Feb. 21 (Bloomberg) -- The Polish central bank may be forced to raise borrowing costs as early as the first half of this year as inflation remains above target and the economy is set to grow faster than the government expects, Monetary Policy Council member Andrzej Bratkowski said.
Bratkowski spoke in an interview yesterday in Warsaw.
On economic growth:
“Recent weeks have given us evidence that we shouldn’t fear any dramatic slowdown in the European Union. That changes Poland’s expectations entirely, much improving the outlook for our economic performance. Apart from the better-than-expected situation in the EU, Polish data also support the view that we’re unlikely to see a sharp slowdown which would justify interest-rate cuts. We can expect GDP growth of about 3.5 percent in 2012. But it’s becoming increasingly likely that we won’t see an economic slowdown in Poland at all.”
“The January inflation figures weren’t fantastic; after all, we’d predicted that inflation would slow down from January even without the zloty appreciation we’ve been observing. So we can say that inflation was in line with our expectations. The decline in the inflation rate means the danger of it continuing to grow has receded, and increases the probability that it will move toward the 2.5 percent target in the next three quarters. In my opinion, though, if economic growth stays above 4 percent, it’s fairly unlikely that inflation will return to the target without rate increases.”
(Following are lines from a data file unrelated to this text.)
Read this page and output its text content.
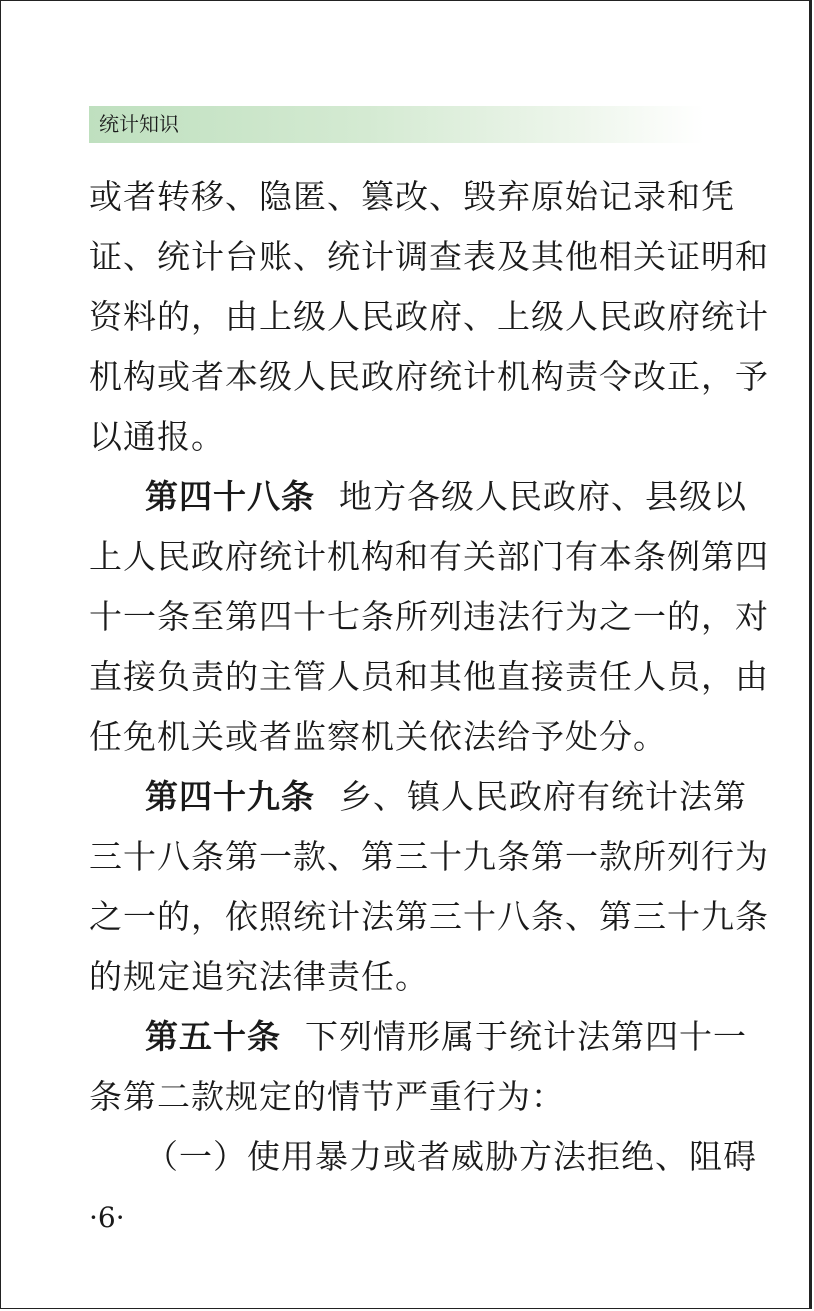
统计知识
或者转移、隐匿、篡改、毁弃原始记录和凭
证、统计台账、统计调查表及其他相关证明和
资料的，由上级人民政府、上级人民政府统计
机构或者本级人民政府统计机构责令改正，予
以通报。
第四十八条 地方各级人民政府、县级以
上人民政府统计机构和有关部门有本条例第四
十一条至第四十七条所列违法行为之一的，对
直接负责的主管人员和其他直接责任人员，由
任免机关或者监察机关依法给予处分。
第四十九条 乡、镇人民政府有统计法第
三十八条第一款、第三十九条第一款所列行为
之一的，依照统计法第三十八条、第三十九条
的规定追究法律责任。
第五十条 下列情形属于统计法第四十一
条第二款规定的情节严重行为：
（一）使用暴力或者威胁方法拒绝、阻碍
·6·
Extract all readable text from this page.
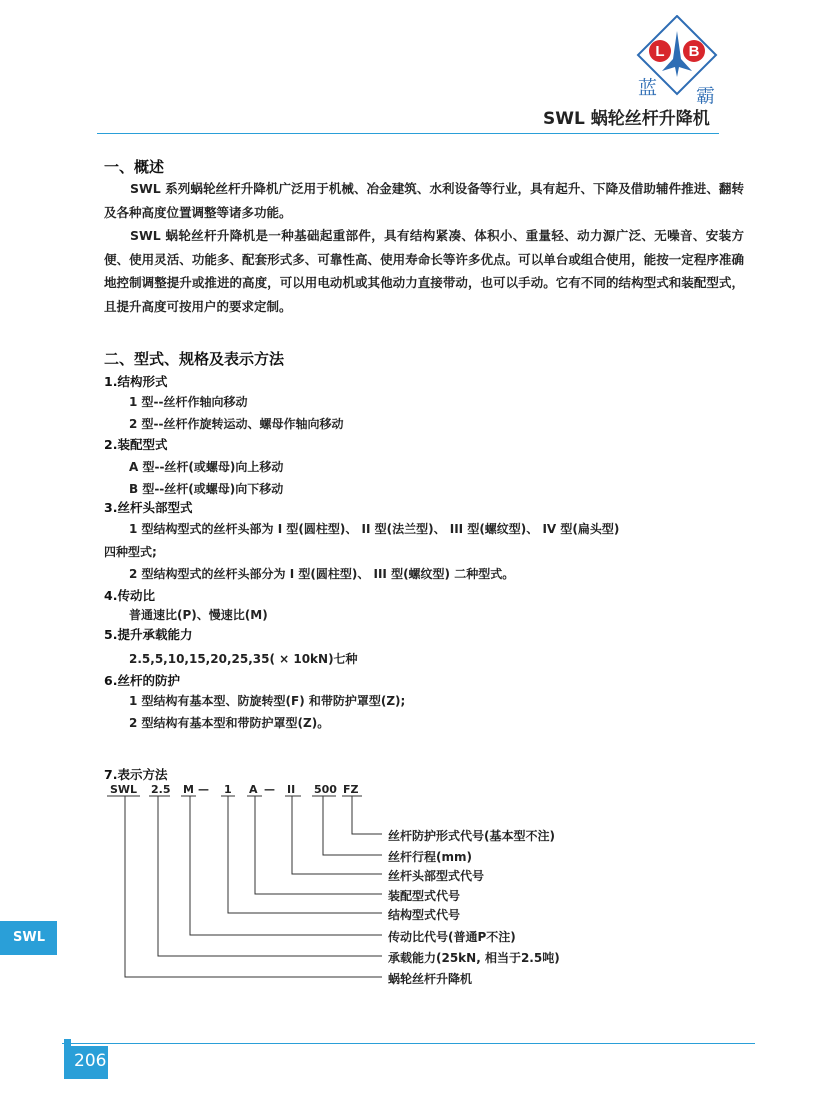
L B
蓝 霸
SWL 蜗轮丝杆升降机
一、概述

SWL 系列蜗轮丝杆升降机广泛用于机械、冶金建筑、水利设备等行业，具有起升、下降及借助辅件推进、翻转及各种高度位置调整等诸多功能。

SWL 蜗轮丝杆升降机是一种基础起重部件，具有结构紧凑、体积小、重量轻、动力源广泛、无噪音、安装方便、使用灵活、功能多、配套形式多、可靠性高、使用寿命长等许多优点。可以单台或组合使用，能按一定程序准确地控制调整提升或推进的高度，可以用电动机或其他动力直接带动，也可以手动。它有不同的结构型式和装配型式，且提升高度可按用户的要求定制。

二、型式、规格及表示方法
1.结构形式
1 型--丝杆作轴向移动
2 型--丝杆作旋转运动、螺母作轴向移动
2.装配型式
A 型--丝杆(或螺母)向上移动
B 型--丝杆(或螺母)向下移动
3.丝杆头部型式
1 型结构型式的丝杆头部为 I 型(圆柱型)、 II 型(法兰型)、 III 型(螺纹型)、 IV 型(扁头型)
四种型式;
2 型结构型式的丝杆头部分为 I 型(圆柱型)、 III 型(螺纹型) 二种型式。
4.传动比
普通速比(P)、慢速比(M)
5.提升承载能力
2.5,5,10,15,20,25,35( × 10kN)七种
6.丝杆的防护
1 型结构有基本型、防旋转型(F) 和带防护罩型(Z);
2 型结构有基本型和带防护罩型(Z)。
7.表示方法
SWL 2.5 M — 1 A — II 500 FZ
丝杆防护形式代号(基本型不注)
丝杆行程(mm)
丝杆头部型式代号
装配型式代号
结构型式代号
传动比代号(普通P不注)
承载能力(25kN, 相当于2.5吨)
蜗轮丝杆升降机
SWL
206
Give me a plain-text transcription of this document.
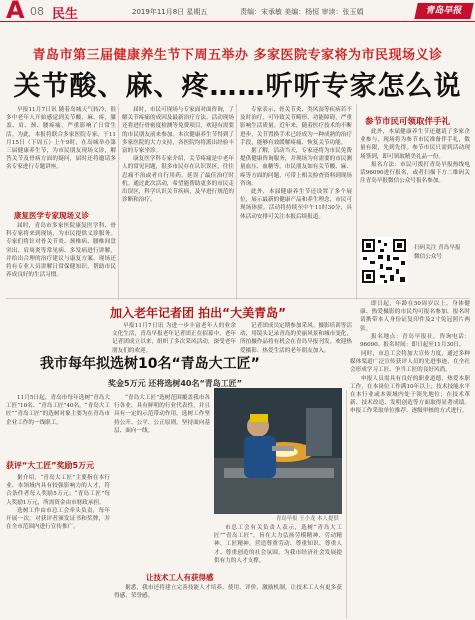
A 08 民生	2019年11月8日 星期五	责编：宋承敏 美编：杨恒 审读：张玉娟	青岛早报
青岛市第三届健康养生节下周五举办 多家医院专家将为市民现场义诊
关节酸、麻、疼……听听专家怎么说

早报11月7日讯 随着岛城天气转冷，很多中老年人开始感觉到关节酸、麻、疼，膝盖、肩、颈、腰疼痛，严重影响了日常生活。为此，本报将联合多家医院专家，于11月15日（下周五）上午9时，在岛城举办第三届健康养生节，为市民朋友现场义诊，解答关节及骨病方面的疑问，届时还将邀请多名专家进行专题讲座。

康复医学专家现场义诊

届时，青岛市多家医院康复医学科、骨科专家将来到现场，为市民提供义诊服务。专家们将针对骨关节炎、颈椎病、腰椎间盘突出、肩周炎等常见病、多发病进行讲解，并给出合理的治疗建议与康复方案。现场还将有专业人员讲解日常保健知识，帮助市民养成良好的生活习惯。

届时，市民可现场与专家面对面咨询，了解关节疼痛的成因及最新治疗方法。活动现场还将进行骨密度检测等免费项目，欢迎有需要的市民朋友前来参加。本次健康养生节得到了多家医院的大力支持，各医院均将派出经验丰富的专家坐诊。

康复医学科专家介绍，关节疼痛是中老年人的常见问题，很多市民存在认识误区，往往忍痛不治或者自行用药，延误了最佳治疗时机。通过此次活动，希望能帮助更多的市民走出误区，科学认识关节疾病，及早进行规范的诊断和治疗。

专家表示，骨关节炎、类风湿等疾病若不及时治疗，可导致关节畸形、功能障碍，严重影响生活质量。近年来，随着医疗技术的不断进步，关节置换手术已经成为一种成熟的治疗手段，能够有效缓解疼痛、恢复关节功能。

据了解，活动当天，专家还将为市民免费提供健康咨询服务，并现场为有需要的市民测量血压、血糖等。市民朋友如有关节酸、麻、疼等方面的问题，可带上相关检查资料到现场咨询。

此外，本届健康养生节还设置了多个展位，展示最新的健康产品和养生理念，市民可现场体验。活动将持续至中午11时30分，具体活动安排可关注本报后续报道。

参节市民可领取伴手礼

此外，本届健康养生节还邀请了多家企业参与，现场将为参节市民准备伴手礼，数量有限，先到先得。参节市民只需到活动现场签到，即可领取精美礼品一份。

报名方法：市民可拨打青岛早报热线电话96090进行报名，或者扫描下方二维码关注青岛早报微信公众号报名参加。

扫码关注 青岛早报 微信公众号
加入老年记者团 拍出“大美青岛”

早报11月7日讯 为进一步丰富老年人的业余文化生活，青岛早报老年记者团正在招募中。老年记者团成立以来，组织了多次采风活动，深受老年朋友们的欢迎。

记者团成员定期参加采风、摄影培训等活动，用镜头记录青岛的美丽风景和城市变化，所拍摄作品将有机会在青岛早报刊发。欢迎热爱摄影、热爱生活的老年朋友加入。

即日起，年龄在50周岁以上、身体健康、热爱摄影的市民均可报名参加，报名时请携带本人身份证复印件及2寸免冠照片两张。

报名地点：青岛早报社。咨询电话：96090。报名时间：即日起至11月30日。

我市每年拟选树10名“青岛大工匠”
奖金5万元 还将选树40名“青岛工匠”

11月5日起，青岛市每年选树“青岛大工匠”10名、“青岛工匠”40名。“青岛大工匠”“青岛工匠”的选树对象主要为在青岛市企业工作的一线职工。

获评“大工匠”奖励5万元

据介绍，“青岛大工匠”主要指在本行业、本领域内具有较强影响力的人才，符合条件者每人奖励5万元；“青岛工匠”每人奖励1万元，所需资金由市财政承担。

选树工作由市总工会牵头负责，每年开展一次。对获评者颁发证书和奖牌，并在全市范围内进行宣传推广。

“青岛大工匠”选树范围覆盖我市各行各业，具有鲜明的行业代表性，并且具有一定的示范带动作用。选树工作坚持公开、公平、公正原则，坚持面向基层、面向一线。

青岛早报 王小龙 本人提供

市总工会有关负责人表示，选树“青岛大工匠”“青岛工匠”，旨在大力弘扬劳模精神、劳动精神、工匠精神，营造尊重劳动、尊重知识、尊重人才、尊重创造的社会氛围，为我市经济社会发展提供有力的人才支撑。

让技术工人有获得感

据悉，我市还将建立完善技能人才培养、使用、评价、激励机制，让技术工人有更多获得感、荣誉感。

同时，市总工会将加大宣传力度，通过多种媒体渠道广泛宣传获评人员的先进事迹，在全社会形成学习工匠、争当工匠的良好风尚。

申报人员需具有良好的职业道德，热爱本职工作，在本岗位工作满10年以上；技术技能水平在本行业或本领域内处于领先地位；在技术革新、技术改造、发明创造等方面取得显著成绩。申报工作采取单位推荐、逐级审核的方式进行。
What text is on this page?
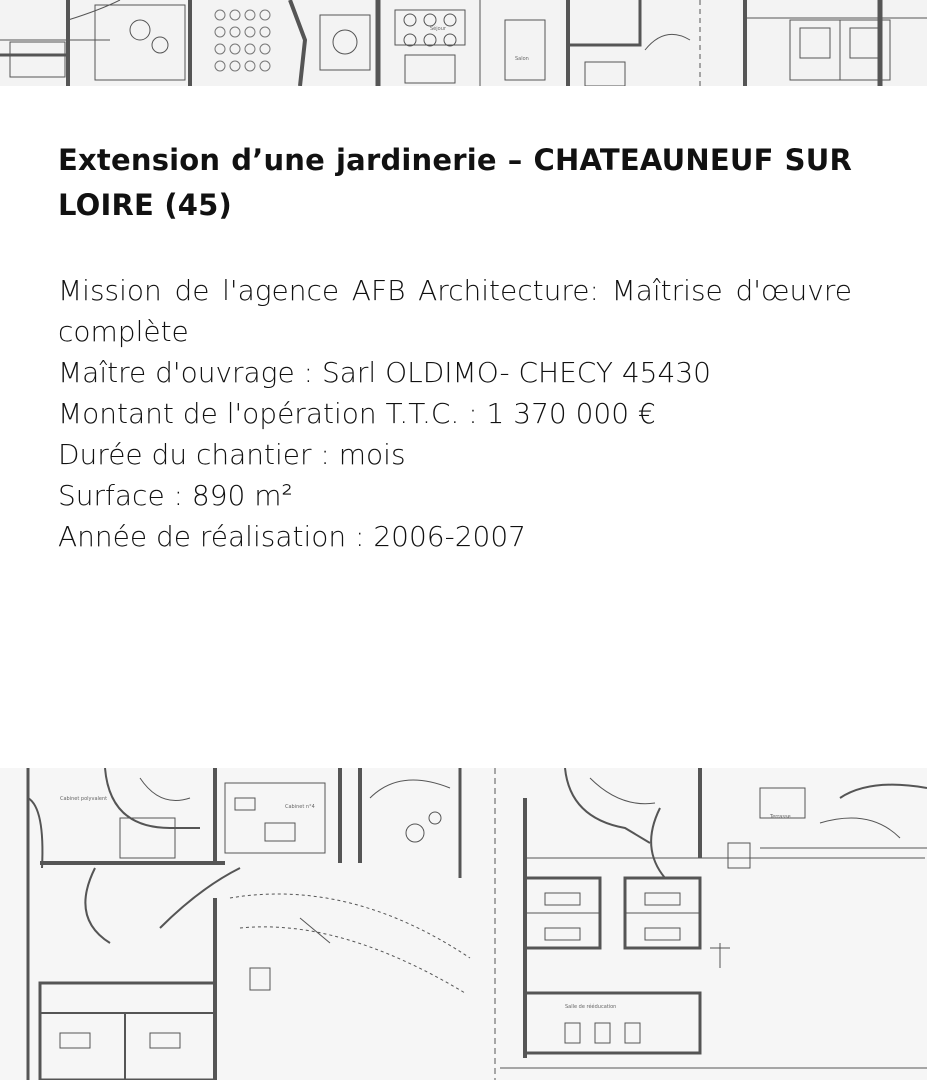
Séjour
Salon
Extension d’une jardinerie – CHATEAUNEUF SUR LOIRE (45)

Mission de l'agence AFB Architecture: Maîtrise d'œuvre complète

Maître d'ouvrage : Sarl OLDIMO- CHECY 45430

Montant de l'opération T.T.C. : 1 370 000 €

Durée du chantier : mois

Surface : 890 m²

Année de réalisation : 2006-2007

Cabinet polyvalent
Cabinet n°4
Salle de rééducation
Terrasse
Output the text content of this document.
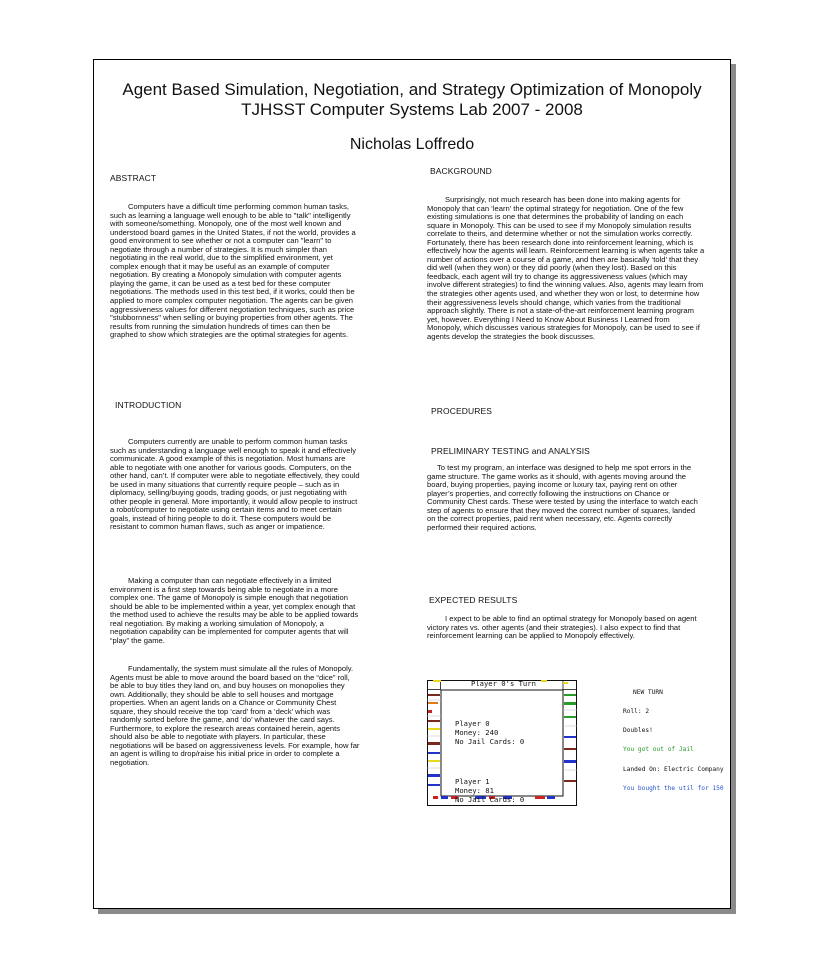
Agent Based Simulation, Negotiation, and Strategy Optimization of Monopoly
TJHSST Computer Systems Lab 2007 - 2008
Nicholas Loffredo
ABSTRACT

Computers have a difficult time performing common human tasks, such as learning a language well enough to be able to "talk" intelligently with someone/something. Monopoly, one of the most well known and understood board games in the United States, if not the world, provides a good environment to see whether or not a computer can "learn" to negotiate through a number of strategies. It is much simpler than negotiating in the real world, due to the simplified environment, yet complex enough that it may be useful as an example of computer negotiation. By creating a Monopoly simulation with computer agents playing the game, it can be used as a test bed for these computer negotiations. The methods used in this test bed, if it works, could then be applied to more complex computer negotiation. The agents can be given aggressiveness values for different negotiation techniques, such as price "stubbornness" when selling or buying properties from other agents. The results from running the simulation hundreds of times can then be graphed to show which strategies are the optimal strategies for agents.

INTRODUCTION

Computers currently are unable to perform common human tasks such as understanding a language well enough to speak it and effectively communicate. A good example of this is negotiation. Most humans are able to negotiate with one another for various goods. Computers, on the other hand, can’t. If computer were able to negotiate effectively, they could be used in many situations that currently require people – such as in diplomacy, selling/buying goods, trading goods, or just negotiating with other people in general. More importantly, it would allow people to instruct a robot/computer to negotiate using certain items and to meet certain goals, instead of hiring people to do it. These computers would be resistant to common human flaws, such as anger or impatience.

Making a computer than can negotiate effectively in a limited environment is a first step towards being able to negotiate in a more complex one. The game of Monopoly is simple enough that negotiation should be able to be implemented within a year, yet complex enough that the method used to achieve the results may be able to be applied towards real negotiation. By making a working simulation of Monopoly, a negotiation capability can be implemented for computer agents that will “play” the game.

Fundamentally, the system must simulate all the rules of Monopoly. Agents must be able to move around the board based on the “dice” roll, be able to buy titles they land on, and buy houses on monopolies they own. Additionally, they should be able to sell houses and mortgage properties. When an agent lands on a Chance or Community Chest square, they should receive the top ‘card’ from a ‘deck’ which was randomly sorted before the game, and ‘do’ whatever the card says. Furthermore, to explore the research areas contained herein, agents should also be able to negotiate with players. In particular, these negotiations will be based on aggressiveness levels. For example, how far an agent is willing to drop/raise his initial price in order to complete a negotiation.

BACKGROUND

Surprisingly, not much research has been done into making agents for Monopoly that can ‘learn’ the optimal strategy for negotiation. One of the few existing simulations is one that determines the probability of landing on each square in Monopoly. This can be used to see if my Monopoly simulation results correlate to theirs, and determine whether or not the simulation works correctly. Fortunately, there has been research done into reinforcement learning, which is effectively how the agents will learn. Reinforcement learning is when agents take a number of actions over a course of a game, and then are basically ‘told’ that they did well (when they won) or they did poorly (when they lost). Based on this feedback, each agent will try to change its aggressiveness values (which may involve different strategies) to find the winning values. Also, agents may learn from the strategies other agents used, and whether they won or lost, to determine how their aggressiveness levels should change, which varies from the traditional approach slightly. There is not a state-of-the-art reinforcement learning program yet, however. Everything I Need to Know About Business I Learned from Monopoly, which discusses various strategies for Monopoly, can be used to see if agents develop the strategies the book discusses.

PROCEDURES
PRELIMINARY TESTING and ANALYSIS

To test my program, an interface was designed to help me spot errors in the game structure. The game works as it should, with agents moving around the board, buying properties, paying income or luxury tax, paying rent on other player’s properties, and correctly following the instructions on Chance or Community Chest cards. These were tested by using the interface to watch each step of agents to ensure that they moved the correct number of squares, landed on the correct properties, paid rent when necessary, etc. Agents correctly performed their required actions.

EXPECTED RESULTS

I expect to be able to find an optimal strategy for Monopoly based on agent victory rates vs. other agents (and their strategies). I also expect to find that reinforcement learning can be applied to Monopoly effectively.

Player 0's Turn
Player 0
Money: 240
No Jail Cards: 0
Player 1
Money: 81
No Jail Cards: 0

NEW TURN

Roll: 2

Doubles!

You got out of Jail

Landed On: Electric Company

You bought the util for 150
“Poland’s strong economic growth justifies the Monetary Policy Council’s ‘wait-and-see’ stance. It’s true that the zloty’s appreciation gives us more time to observe developments, but this state of affairs can’t continue for too long. With each month that goes by, there is less room to simply monitor the situation and more need to take a decision on interest rates. After the latest economic data, which diminish fears about an economic slowdown, I’d assess the probability of MPC’s next decisions as follows: 50 percent that interest rates remain unchanged; 40 percent that they’re raised and 10 percent that they’re cut. In my opinion, the question is less and less whether and more and more when to raise rates. It’s getting more likely that a rate hike will be necessary in the first half of the year.”